Parent and teacher forming a positive relationship shaking hands

20 Tips For Developing Positive Relationships with Parents

How can you help improve the communication style at your childcare center?

The parents who choose your center as the right fit for their growing families are often enrolling their children before they can even form complete sentences. No doubt about it, your parent/staff communication style is woven into the fabric of your business success. A tremendous amount of trust is needed for a parent to leave their child at your school, especially when they are so young.  Your school may be where the child and parent have been separated the most since birth. Keep that in mind when you’re communicating with each and every parent. You are taking care of a precious gift to them and you want them to feel at ease when they walk out the door.

Check out these 20 tips for developing positive relationships with parents at your child care center:

1. Smile When You See Parents
Greet them. Make sure that at least 90 percent of your encounters with them are positive, warm, and friendly.

2. Learn Their Names
Learn how they like to be addressed (Mr. ____? Señora? By their first name?) and how to pronounce them correctly.

3. Declare Your Intention
Tell them that you want to partner with them, that you appreciate their support, and look forward to working together.

4. Communicate Often and in Various Forms
Provide information about what’s going on in your class (weekly would be ideal): what students are learning, what they’ve accomplished, what you’re excited about, what they’re excited about, and the learning and growth you’re seeing.

5. Make a Positive Phone Call Home
Call all homes within the first couple of weeks and then at regular intervals throughout the year. If you have many children, identify those who perhaps need a positive call home.

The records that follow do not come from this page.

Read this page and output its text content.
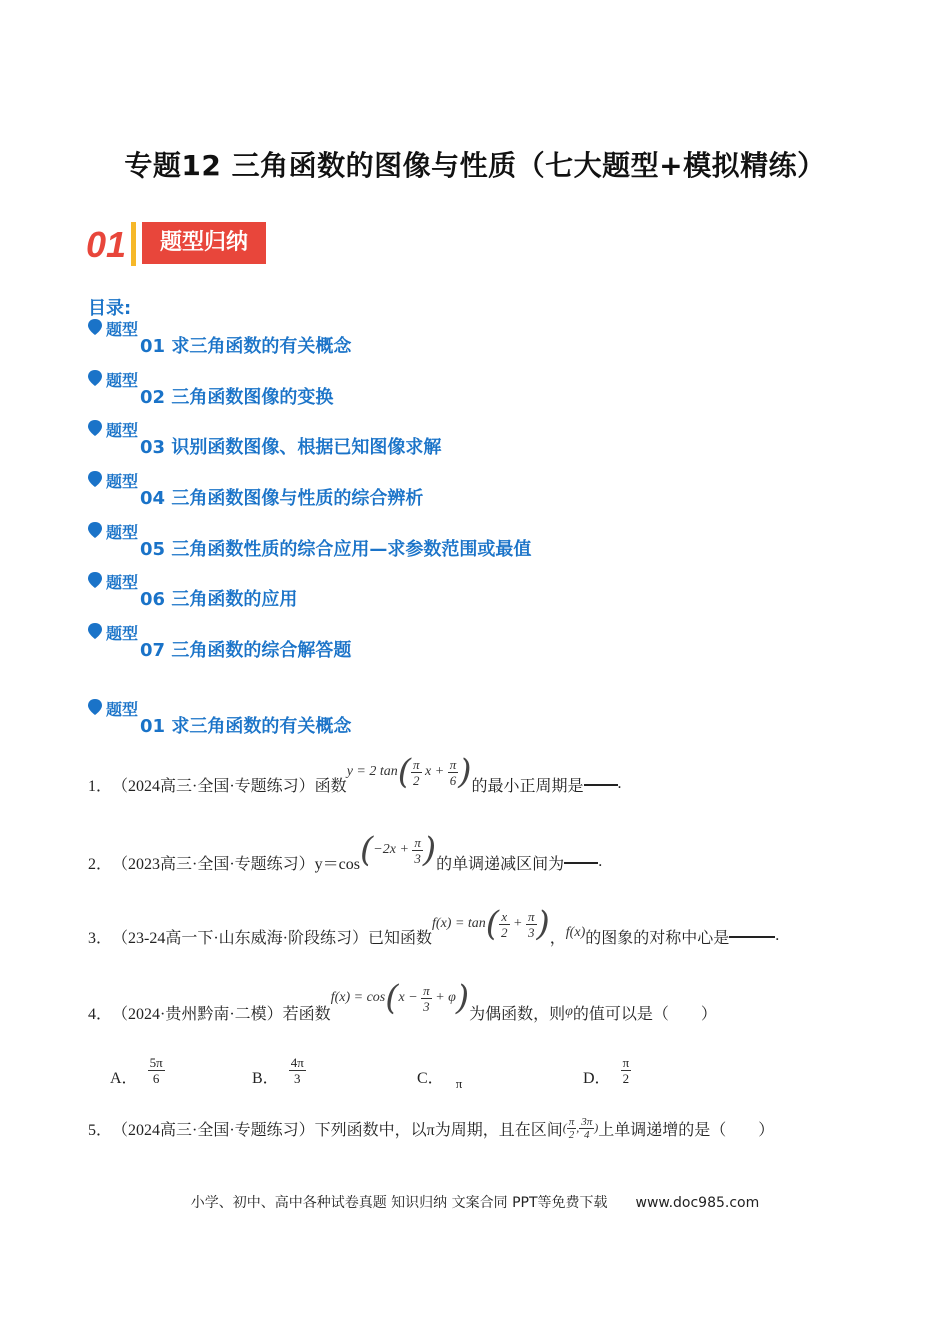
专题12 三角函数的图像与性质（七大题型+模拟精练）
01	题型归纳
目录:
题型
01 求三角函数的有关概念
题型
02 三角函数图像的变换
题型
03 识别函数图像、根据已知图像求解
题型
04 三角函数图像与性质的综合辨析
题型
05 三角函数性质的综合应用—求参数范围或最值
题型
06 三角函数的应用
题型
07 三角函数的综合解答题
题型
01 求三角函数的有关概念
1． （2024高三·全国·专题练习）函数
y = 2 $\tan( \frac{\pi}{2}$ $x + \frac{\pi}{6}$ ) 的最小正周期是 .
2． （2023高三·全国·专题练习）y＝cos ($-2x + \frac{\pi}{3}$ ) 的单调递减区间为 .
3． （23-24高一下·山东威海·阶段练习）已知函数
$f(x) = \tan( \frac{x}{2} + \frac{\pi}{3}$ ) ， f(x) 的图象的对称中心是	.
4． （2024·贵州黔南·二模）若函数
$f(x) = \cos(x - \frac{\pi}{3} + \varphi)$ 为偶函数，则 φ 的值可以是（　　）
A． $\frac{5\pi}{6}$	B． $\frac{4\pi}{3}$	C． π	D． $\frac{\pi}{2}$
5． （2024高三·全国·专题练习）下列函数中，以π为周期，且在区间 ( $\frac{\pi}{2}$ , $\frac{3\pi}{4}$ ) 上单调递增的是（　　）
小学、初中、高中各种试卷真题 知识归纳 文案合同 PPT等免费下载　　www.doc985.com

6. Lead with the Good News
Give positive praise first when calling parents or meeting with them to discuss a concern. Every kid has something good about him/her. Find it. Share it. Then share your concern. Adhere strictly to this rule.

7. Find a Translator
If you can’t speak their language, seek a translator for at least one parent conference and/or phone call. Reach out to those parents as well; do whatever you can to connect.

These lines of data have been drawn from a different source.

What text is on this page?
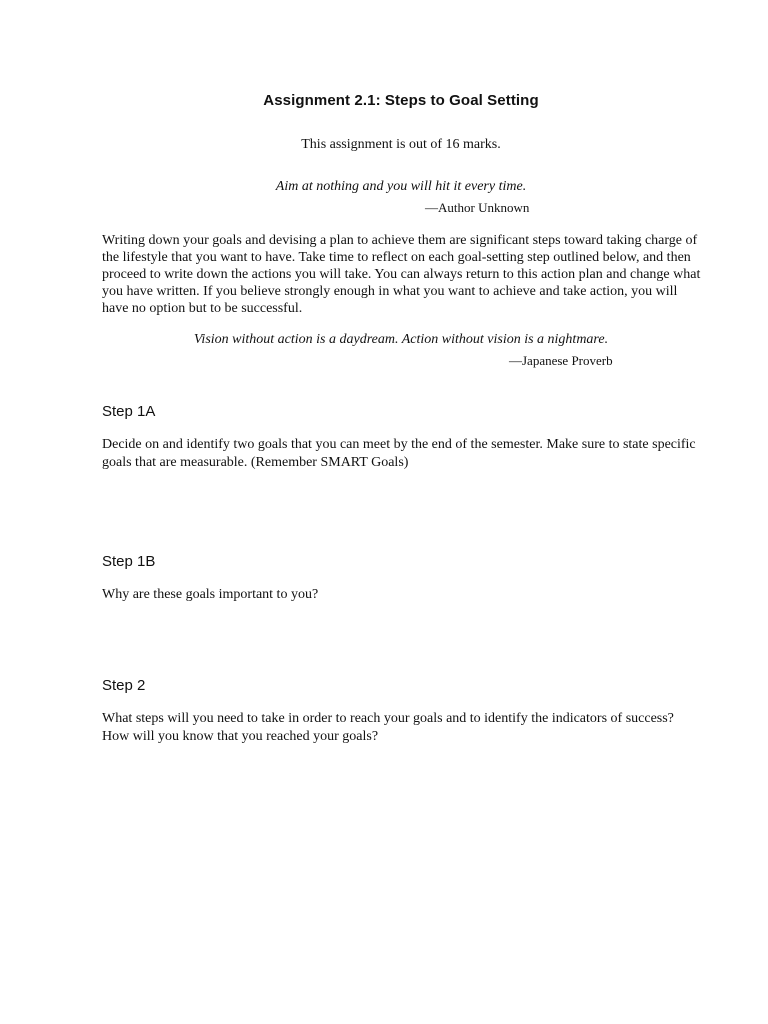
Assignment 2.1: Steps to Goal Setting
This assignment is out of 16 marks.
Aim at nothing and you will hit it every time.
—Author Unknown
Writing down your goals and devising a plan to achieve them are significant steps toward taking charge of the lifestyle that you want to have. Take time to reflect on each goal-setting step outlined below, and then proceed to write down the actions you will take. You can always return to this action plan and change what you have written. If you believe strongly enough in what you want to achieve and take action, you will have no option but to be successful.
Vision without action is a daydream. Action without vision is a nightmare.
—Japanese Proverb
Step 1A
Decide on and identify two goals that you can meet by the end of the semester. Make sure to state specific goals that are measurable. (Remember SMART Goals)
Step 1B
Why are these goals important to you?
Step 2
What steps will you need to take in order to reach your goals and to identify the indicators of success? How will you know that you reached your goals?
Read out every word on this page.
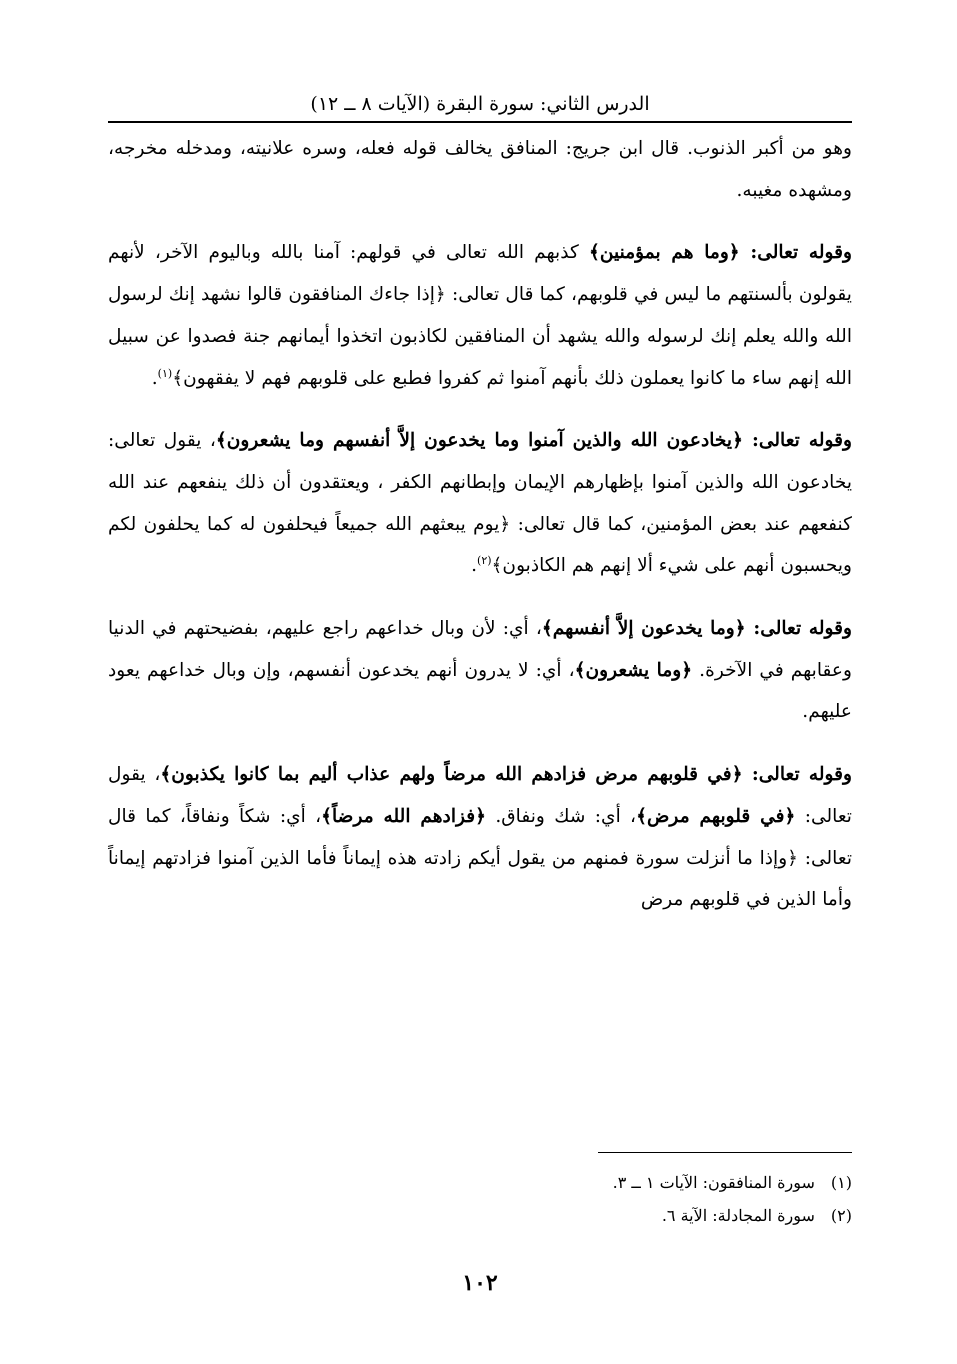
الدرس الثاني: سورة البقرة (الآيات ٨ ــ ١٢)

وهو من أكبر الذنوب. قال ابن جريج: المنافق يخالف قوله فعله، وسره علانيته، ومدخله مخرجه، ومشهده مغيبه.

وقوله تعالى: ﴿وما هم بمؤمنين﴾ كذبهم الله تعالى في قولهم: آمنا بالله وباليوم الآخر، لأنهم يقولون بألسنتهم ما ليس في قلوبهم، كما قال تعالى: ﴿إذا جاءك المنافقون قالوا نشهد إنك لرسول الله والله يعلم إنك لرسوله والله يشهد أن المنافقين لكاذبون اتخذوا أيمانهم جنة فصدوا عن سبيل الله إنهم ساء ما كانوا يعملون ذلك بأنهم آمنوا ثم كفروا فطبع على قلوبهم فهم لا يفقهون﴾$^{(١)}$.

وقوله تعالى: ﴿يخادعون الله والذين آمنوا وما يخدعون إلاَّ أنفسهم وما يشعرون﴾، يقول تعالى: يخادعون الله والذين آمنوا بإظهارهم الإيمان وإبطانهم الكفر ، ويعتقدون أن ذلك ينفعهم عند الله كنفعهم عند بعض المؤمنين، كما قال تعالى: ﴿يوم يبعثهم الله جميعاً فيحلفون له كما يحلفون لكم ويحسبون أنهم على شيء ألا إنهم هم الكاذبون﴾$^{(٢)}$.

وقوله تعالى: ﴿وما يخدعون إلاَّ أنفسهم﴾، أي: لأن وبال خداعهم راجع عليهم، بفضيحتهم في الدنيا وعقابهم في الآخرة. ﴿وما يشعرون﴾، أي: لا يدرون أنهم يخدعون أنفسهم، وإن وبال خداعهم يعود عليهم.

وقوله تعالى: ﴿في قلوبهم مرض فزادهم الله مرضاً ولهم عذاب أليم بما كانوا يكذبون﴾، يقول تعالى: ﴿في قلوبهم مرض﴾، أي: شك ونفاق. ﴿فزادهم الله مرضاً﴾، أي: شكاً ونفاقاً، كما قال تعالى: ﴿وإذا ما أنزلت سورة فمنهم من يقول أيكم زادته هذه إيماناً فأما الذين آمنوا فزادتهم إيماناً وأما الذين في قلوبهم مرض

(١)سورة المنافقون: الآيات ١ ــ ٣.
(٢)سورة المجادلة: الآية ٦.
١٠٢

8. Your Language is Powerful
It communicates an awareness that there are many different kinds of families. Be careful not to assume a mother is, or isn’t married, or even that if she is married, she’s married to a man. Learn to ask open-ended questions and understand that sometimes parents/guardians might not want to share some information.

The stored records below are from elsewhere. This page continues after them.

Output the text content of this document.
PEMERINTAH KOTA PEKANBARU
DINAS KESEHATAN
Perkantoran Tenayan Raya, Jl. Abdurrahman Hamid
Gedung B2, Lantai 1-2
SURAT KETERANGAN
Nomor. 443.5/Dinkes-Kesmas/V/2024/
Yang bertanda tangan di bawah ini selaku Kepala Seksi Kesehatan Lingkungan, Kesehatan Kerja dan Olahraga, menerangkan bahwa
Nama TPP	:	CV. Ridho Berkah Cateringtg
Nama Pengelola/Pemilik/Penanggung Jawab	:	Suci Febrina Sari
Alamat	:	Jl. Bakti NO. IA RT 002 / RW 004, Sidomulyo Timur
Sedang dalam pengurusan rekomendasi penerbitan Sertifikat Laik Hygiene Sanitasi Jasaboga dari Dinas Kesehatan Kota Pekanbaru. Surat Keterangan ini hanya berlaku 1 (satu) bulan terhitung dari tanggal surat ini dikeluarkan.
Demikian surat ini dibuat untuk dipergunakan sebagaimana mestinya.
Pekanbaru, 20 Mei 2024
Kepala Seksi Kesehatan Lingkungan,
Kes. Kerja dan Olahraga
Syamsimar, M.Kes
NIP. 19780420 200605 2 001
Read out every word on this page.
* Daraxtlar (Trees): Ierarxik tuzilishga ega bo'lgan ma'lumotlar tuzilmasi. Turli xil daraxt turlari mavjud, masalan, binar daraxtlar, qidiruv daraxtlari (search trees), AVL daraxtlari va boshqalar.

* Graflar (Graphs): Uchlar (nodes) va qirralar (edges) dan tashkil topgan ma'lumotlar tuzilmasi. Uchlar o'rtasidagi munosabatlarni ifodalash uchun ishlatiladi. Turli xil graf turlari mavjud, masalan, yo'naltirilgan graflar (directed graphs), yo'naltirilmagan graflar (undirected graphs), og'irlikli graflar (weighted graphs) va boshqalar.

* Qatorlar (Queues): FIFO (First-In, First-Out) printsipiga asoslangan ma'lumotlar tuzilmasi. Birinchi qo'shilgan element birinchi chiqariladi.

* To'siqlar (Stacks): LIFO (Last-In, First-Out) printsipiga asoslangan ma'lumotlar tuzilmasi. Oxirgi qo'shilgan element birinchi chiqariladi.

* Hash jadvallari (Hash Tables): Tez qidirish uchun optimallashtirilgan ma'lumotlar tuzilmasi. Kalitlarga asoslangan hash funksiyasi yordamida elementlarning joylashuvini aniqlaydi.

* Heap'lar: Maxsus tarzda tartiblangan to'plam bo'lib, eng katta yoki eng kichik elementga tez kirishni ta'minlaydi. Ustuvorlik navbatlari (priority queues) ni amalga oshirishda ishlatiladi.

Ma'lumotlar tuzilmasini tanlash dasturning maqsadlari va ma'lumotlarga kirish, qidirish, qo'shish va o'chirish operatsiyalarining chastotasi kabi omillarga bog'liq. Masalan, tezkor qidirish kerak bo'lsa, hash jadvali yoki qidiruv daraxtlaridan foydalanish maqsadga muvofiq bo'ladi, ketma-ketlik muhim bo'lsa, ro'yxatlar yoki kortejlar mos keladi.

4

9. Ask Questions about the Child
“What kinds of things does he enjoy doing outside of school? Who are the special people in her life — family or family friends? What do you think are her best characteristics? What was he like as a little boy?” Demonstrate an interest in knowing your student.

10. Listen to Parents
Really listen. They know a whole lot about their kid.

11. Smile at the Child
When talking to a parent in front of a child, smile and make eye contact with the student to demonstrate that you care about him/her. Recognize what he/she has done well at school in front of the parents. Then share a concern, if you have one.

12. Invite Parents to Share
Distribute a survey at the beginning of the year (if parents don’t read/write in English, students can interview them and relay their answers). Find out what parents know about and what skills they have. Invite them in especially if it connects the curriculum and content. Let them share with you their cultural traditions, interests, passions, skills, knowledge.

13. Let Parents Know How They Can Help
Share ideas of what they can ask their children at home or how they can volunteer at your school. Getting them involved with their child’s education will be beneficial to all involved.

14. Be Very Specific
Provide ways parents can support their child at home:  “As you’re reading stories at night, ask your child to make predictions. This strengthens reading comprehension.”

15. Be a Broker of Resources
If they share a concern, be prepared to point them to a direction where they can find help. If you share a concern (“Your daughter spaces out and doesn’t pay attention”) be prepared to suggest what the parents can do.

16. Explain Your Instructional Decisions
Take the time to do this and help them learn about the education system if they’re not familiar with it. Help them understand what you’re doing and why.

17. Invite Parents to Participate in Making Some Decisions
Invite their input, give them information that will help them form an opinion, and listen to their conclusions.

18. Thank Parents
Both individually and publicly for their support, perhaps in your weekly newsletter. Recognize what they do to help your class and how it’s impacting students.

19. Share Every Success
Let parents know what their child is doing well, what academic skills, social skills or knowledge he’s mastered.

20. Invite Parents to Celebrate and Break Bread Together
Communities are strengthened when people come together in celebration. Start the year with a potluck. Share food and stories about food. We all bond over food.